All natural observations have inherent patterns in them and this makes the number of possible observations very less (manifold hypothesis). We aim to develop a way to generate good representations of data by training a classifier to diffrentiate between valid (naturally occuring) and invalid (synthetic) data. For each data point in our dataset, we break down the natural order in the it by splitting it up into small regions called 'tiles' and shuffling these tiles randomly. The suffling is done locally in a neighbourhood which we call the 'window'. By varying the size of the tiles from the lowest value to the largest and corresponsingly the window size, we get a set of invalid examples for each valid example. These data points are invalid due to inconsistencies at various levels of abstraction. We hope to show that when a Deep Neural Network is trained to diffrentiate between these valid data points and invalid data points, it generates a heirarchial representation of the data. Our intuition is that the features learnt will be relavent to only the natural occuring inputs as learning from randomness is prohibitively expensive.
Most permutations of RGB values won't result in a valid image. Further, stepping up a level of abstraction, most permutations of edges won't result in a valid image, and most combinations of contours won't lead to a valid image.

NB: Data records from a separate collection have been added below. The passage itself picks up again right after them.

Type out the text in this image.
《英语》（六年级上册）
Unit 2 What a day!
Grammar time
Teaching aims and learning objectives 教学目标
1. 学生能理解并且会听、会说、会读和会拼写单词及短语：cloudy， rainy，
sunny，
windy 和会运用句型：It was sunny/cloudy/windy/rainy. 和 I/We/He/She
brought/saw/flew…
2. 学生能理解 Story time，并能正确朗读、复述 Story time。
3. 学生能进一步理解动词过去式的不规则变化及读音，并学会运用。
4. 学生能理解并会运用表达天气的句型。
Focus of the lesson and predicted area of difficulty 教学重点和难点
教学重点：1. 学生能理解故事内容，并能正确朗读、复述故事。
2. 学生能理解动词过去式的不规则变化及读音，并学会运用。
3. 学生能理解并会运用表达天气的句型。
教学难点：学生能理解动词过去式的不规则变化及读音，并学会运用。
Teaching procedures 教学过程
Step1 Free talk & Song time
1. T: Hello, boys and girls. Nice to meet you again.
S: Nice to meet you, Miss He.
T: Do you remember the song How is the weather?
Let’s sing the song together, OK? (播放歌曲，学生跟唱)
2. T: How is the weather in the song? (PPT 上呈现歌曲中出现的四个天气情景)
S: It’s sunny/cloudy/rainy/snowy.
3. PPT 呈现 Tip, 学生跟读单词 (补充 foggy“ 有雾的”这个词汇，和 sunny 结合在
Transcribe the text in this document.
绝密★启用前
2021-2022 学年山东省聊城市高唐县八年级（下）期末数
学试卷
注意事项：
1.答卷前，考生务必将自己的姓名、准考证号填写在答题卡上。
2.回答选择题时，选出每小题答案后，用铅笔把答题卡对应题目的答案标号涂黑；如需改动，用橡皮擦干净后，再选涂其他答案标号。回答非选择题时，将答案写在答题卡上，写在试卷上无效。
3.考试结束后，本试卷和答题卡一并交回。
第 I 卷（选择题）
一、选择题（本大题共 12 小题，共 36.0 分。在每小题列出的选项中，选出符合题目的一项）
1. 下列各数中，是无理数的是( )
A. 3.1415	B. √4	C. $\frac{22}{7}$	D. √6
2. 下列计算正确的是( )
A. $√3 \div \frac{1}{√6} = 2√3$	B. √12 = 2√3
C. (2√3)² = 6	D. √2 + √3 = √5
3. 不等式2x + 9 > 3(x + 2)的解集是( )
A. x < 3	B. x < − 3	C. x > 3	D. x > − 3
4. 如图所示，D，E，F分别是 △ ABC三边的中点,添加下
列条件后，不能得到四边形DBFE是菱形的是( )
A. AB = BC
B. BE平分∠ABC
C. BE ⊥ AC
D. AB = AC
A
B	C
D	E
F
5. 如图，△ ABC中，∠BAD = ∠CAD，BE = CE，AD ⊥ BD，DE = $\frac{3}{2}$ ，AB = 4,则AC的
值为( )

Accordingly, we split the image into small square patches called tiles and then to obtain an invalid image by shuffling them. We shuffle at the tiles that only lie in a particular part of the image to preserve the components of a feature locally. This also reduces the chances of rapid changes of color.
By varying the size of the tile, from one pixel to several pixels, we get a set of invalid images. We smoothen the edges between two random patches with interpolation. Random translation, rotation, noise and larger dropout at all stages are used to make sure that there are no other trends that differentiates valid and invalid images.
As per the above explanation, these invalid images are invalid at different levels of abstraction. When the tile size is small, the image is invalid due to lack of edges. When the tile size is big, the image is invalid due to lack of a naturally observable contour or shape.
We then train a DNN to differentiate between valid and invalid images. We hope to see features observed in natural images like edges, contours and shapes are learnt at various layers of the DNN. Randomly shuffled inputs do not have any consistent pattern that the DNN can exploit to differentiate between the two. Hence it should be forced to have activations for features of natural images only.
Here is an example from ImageNet:
Although independently conceived and developed, this idea is similar to the works 'Noise Contrastive Estimation' (Gutmann et al.) and 'Generative Adversarial Nets' (Goodfellow et al.). The difference however is in the methods employed to generate invalid data points and the distributions of the inputs provided to the classifiers.